Kobo protecteur des données-clients, attaque Borders

Clément Solym - 12.09.2011

Edition - Justice - kobo - licences - borders


Alors que Borders vit ses dernières heures, le service de lecture numérique Kobo finit d’enfoncer le couteau en poursuivant la chaîne de librairie américaine en pleine déroute.

Le partenariat initial entre Kobo et Borders garantit une licence exclusive de distribution des lecteurs ebook de Kobo aux États-Unis. Mais depuis que Borders est en faillite, elle doit liquider tous ses avoirs, dont le contrat de licences avec Kobo.
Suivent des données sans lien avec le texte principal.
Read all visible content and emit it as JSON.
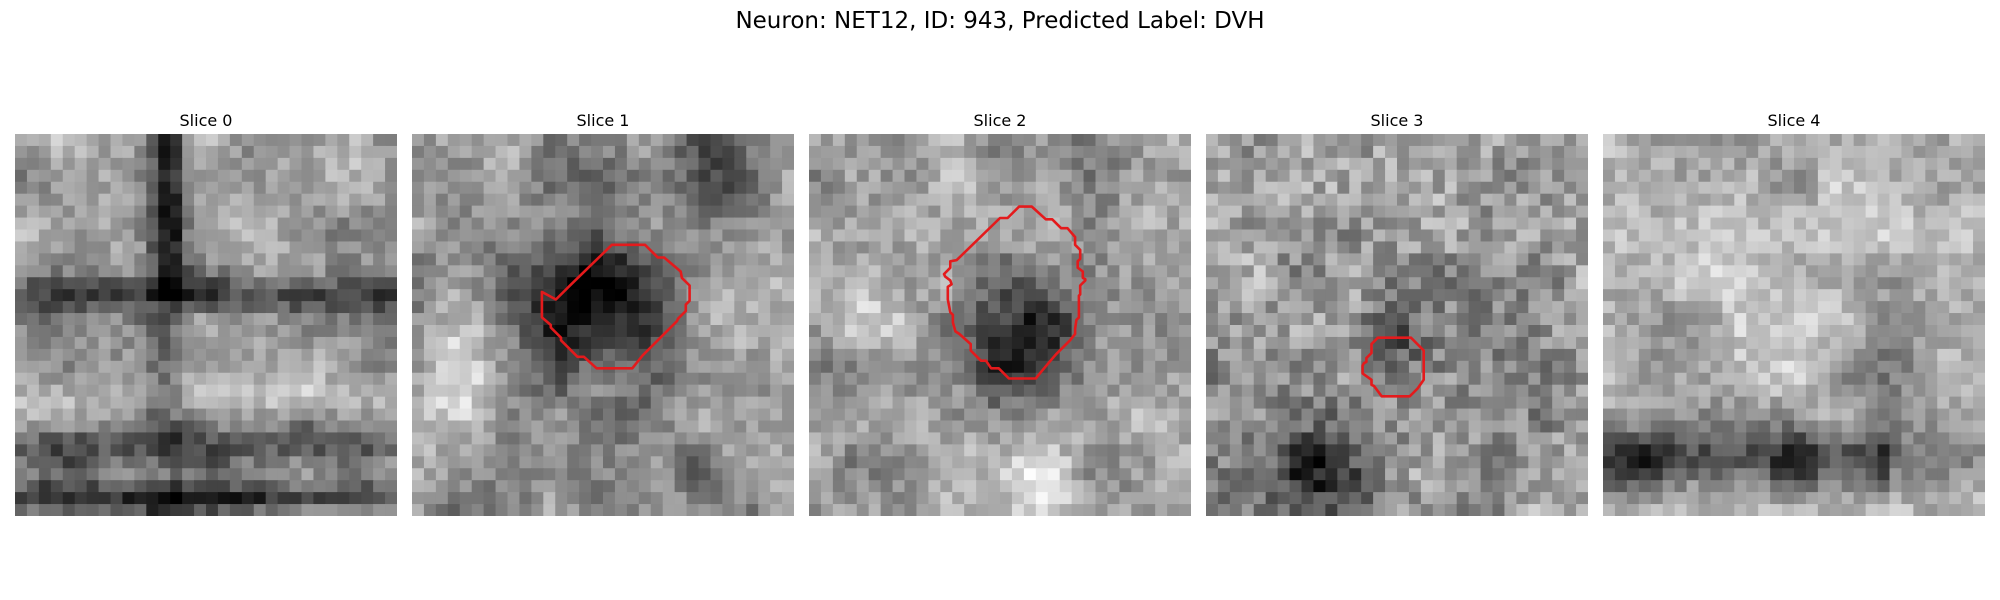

Ces licences furent accordées à Borders pour promouvoir et distribuer le lecteur ebook Kobo Reader Touch à travers les États-Unis, au budget de 500.000 $, et expirent en 2013. Elles permetttent également à Borders d’avoir accès aux informations de ses clients. Et c'est ce dernier point qui constitue la faille à exploiter pour la société canadienne afin de couper tous ses liens avec l'entreprise déficitaire.

Afin d’empêcher une autre entreprise d'acquérir ses licences lors de la vente aux enchères qui aura lieu la semaine prochaine, Kobo, qui prétend avoir plus de quatre millions de clients à travers 100 pays, clame que Borders n’aurait pas tenu ses engagements et que le transfert des données des clients concernés serait illégal selon les lois canadiennes, informe Quillandquire.com.

Passer à autre chose, vite

En juillet dernier, Kobo prenait déjà ses distances avec Borders et soulignait que la franchise n'incarnait que l'un de ses partenaires de distribution, alors que bien d'autres détaillants continuaient de proposer ses produits à travers le territoire étatsunien.

Or, depuis mercredi, Kobo a annoncé un partenariat avec le commerçant en ligne allemand Redcoon.be, qui introduira le lecteur ebook de Kobo Reader Touch au sein du marché européen.

Le dernier lecteur ebook maison, Kobo Reader Touch y est ainsi proposé pour 149 €, avec un accès direct à l'ensemble de l'écosystème Kobo, soit plus de 80.000 titres en langue allemande et 2,5 millions d'ouvrages au total.